La créance de la banque est donc certaine, liquide et exigible.
En conséquence, il conviendra de condamner solidairement la société Max-Sim Holding et M. [H], en qualité de caution solidaire de la société Max-Sim Holding, à payer au CIC Est la somme de 19 056,71 euros en principal.
Sur les intérêts de retard
Le CIC Est réclame le paiement d’intérêts de retard au taux conventionnel de 1,85 % à compter du 5 février 2025, lendemain de la date du décompte de la créance.
Les dispositions de l’articles 1103 du code civil énoncent que « Les contrats légalement formés tiennent lieu de loi à ceux qui les ont faits ».
L’article du contrat de prêt « Mise en jeu du cautionnement » stipule que « En cas de défaillance du cautionné pour quelque cause que ce soit, la caution sera tenue de payer au prêteur ce que lui doit le cautionné en capital, intérêt (…). A défaut, elle sera personnellement redevable à
compter de la mise en demeure et jusqu’à complet paiement, des intérêts au taux légal (le cas échéant majoré de 5 points conformément à la loi) sur le montant des sommes réclamées. ».
Il s’avère que le CIC Est réclame la majoration au taux d’intérêt du prêt et ce à compter du décompte de la créance.
Il est constant que le contrat doit s’appliquer sauf si la demande est plus favorable au débiteur que le contrat. Dans ce cas, le créancier renonce en effet implicitement à des conditions plus favorables qu’il s’agisse du taux d’intérêt ou de la date de départ de ces intérêts.

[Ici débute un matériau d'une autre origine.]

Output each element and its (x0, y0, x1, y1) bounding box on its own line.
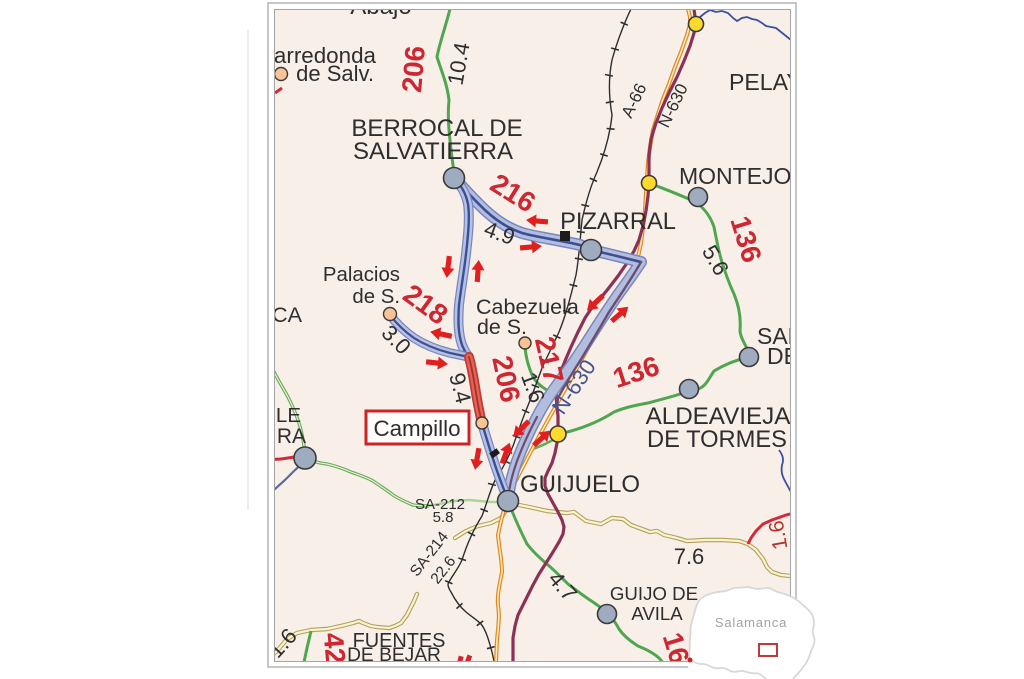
svg-text:DE TORMES: DE TORMES (647, 427, 787, 453)
svg-text:AVILA: AVILA (631, 603, 683, 624)
svg-text:206: 206 (396, 45, 431, 94)
svg-text:LE: LE (276, 404, 301, 427)
svg-text:de S.: de S. (477, 315, 527, 339)
svg-text:42: 42 (318, 631, 352, 665)
svg-text:MONTEJO: MONTEJO (679, 163, 791, 189)
svg-text:de Salv.: de Salv. (296, 61, 374, 86)
svg-text:SALVATIERRA: SALVATIERRA (353, 138, 513, 165)
svg-text:ALDEAVIEJA: ALDEAVIEJA (646, 403, 792, 430)
svg-text:5.8: 5.8 (433, 509, 454, 526)
svg-text:CA: CA (272, 302, 303, 327)
svg-text:RA: RA (277, 425, 306, 448)
svg-text:de S.: de S. (352, 286, 400, 308)
svg-text:GUIJO DE: GUIJO DE (610, 583, 698, 604)
svg-text:GUIJUELO: GUIJUELO (520, 471, 640, 498)
svg-text:Salamanca: Salamanca (715, 615, 787, 630)
svg-text:Campillo: Campillo (373, 416, 460, 441)
svg-text:7.6: 7.6 (674, 544, 705, 569)
svg-text:Palacios: Palacios (323, 264, 400, 286)
svg-text:PIZARRAL: PIZARRAL (560, 209, 676, 235)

Tel est le cas en l’espèce.
Il conviendra en conséquence de condamner solidairement la société Max-Sim Holding et M. [H], en qualité de caution solidaire de la société Max-Sim Holding, à payer les intérêts au taux de 1,85 % sur la somme de 19 056,71 euros à partir du 5 février 2025, lendemain du décompte de créance.
Sur l’article 700 du code de procédure civile
Le CIC Est sollicite l’allocation de 2 000 euros solidairement par la société Max-Sim Holding et M. [H] au titre de l’article 700 du code de procédure civile.

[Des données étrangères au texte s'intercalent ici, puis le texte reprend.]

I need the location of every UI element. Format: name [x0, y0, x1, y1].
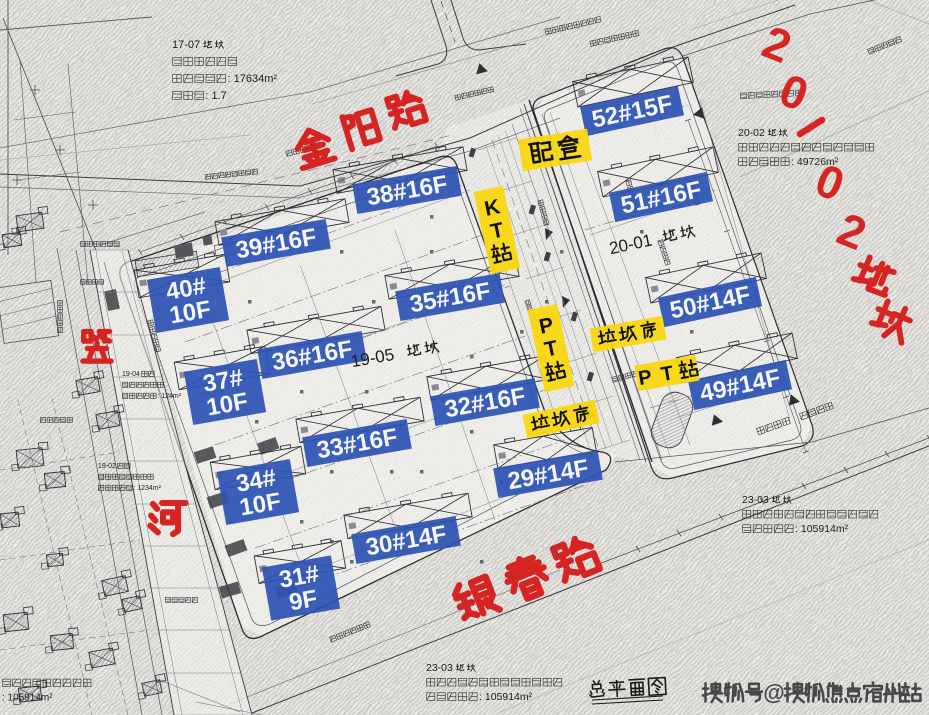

Le CIC Est a exposé des frais, non compris dans les dépens, qu’il serait inéquitable de la laisser à sa charge.
Le tribunal trouvera en la cause les éléments suffisants pour condamner in solidum la société Max-Sim Holding et M. [H], en qualité de caution solidaire de la société Max-Sim Holding, à payer au CIC Est la somme de 2 000 euros, par l’application des dispositions de l’article 700 du code de procédure civile.
Sur les dépens
La partie perdante doit être condamnée aux dépens, par application des dispositions de l’article 696 du code de procédure civile.
Il y aura lieu de laisser les dépens de l’instance à la charge in solidum de la société Max-Sim Holding et M. [H], en qualité de caution solidaire de la société Max-Sim Holding,
Sur l’exécution provisoire
La présente décision est de droit exécutoire à titre provisoire conformément aux dispositions de l’article 514 du code de procédure civile.
Sur le délibéré
Conformément aux dispositions des articles 469 et 473 du code de procédure civile, le jugement est contradictoire, en premier ressort.
Le tribunal a fait savoir à la partie présente lors de la clôture des débats, qu’il rendrait sa décision pour le 28 novembre 2025, date à laquelle le jugement sera tenu à la disposition des parties au greffe de ce tribunal.
PAR CES MOTIFS
Le tribunal, statuant publiquement par jugement réputé contradictoire, rendu en premier ressort,
Déclare la banque CIC Est bien fondée en ses demandes,
Condamne solidairement la société Max-Sim Holding et M. [L] [H], en qualité de caution solidaire de la société Max-Sim Holding, à payer à la banque CIC Est la somme de 19 056,71 euros au titre du prêt professionnel, majorée des intérêts de retard de 1,85 % à compter du 5 février 2025,
Condamne in solidum la société Max-Sim Holding et M. [L] [H], en qualité de caution solidaire de la société Max-Sim Holding, à payer à la banque CIC Est la somme de 2 000 euros au titre de l’article 700 du code de procédure civile,
Condamne in solidum la société Max-Sim Holding et M. [L] [H], en qualité de caution solidaire de la société Max-Sim Holding, aux entiers dépens de l’instance et ce compris les frais de greffe liquidés à la somme de 85,22 euros TTC,
Rappelle que l’exécution provisoire de la présente décision est de droit. La greffière Le président.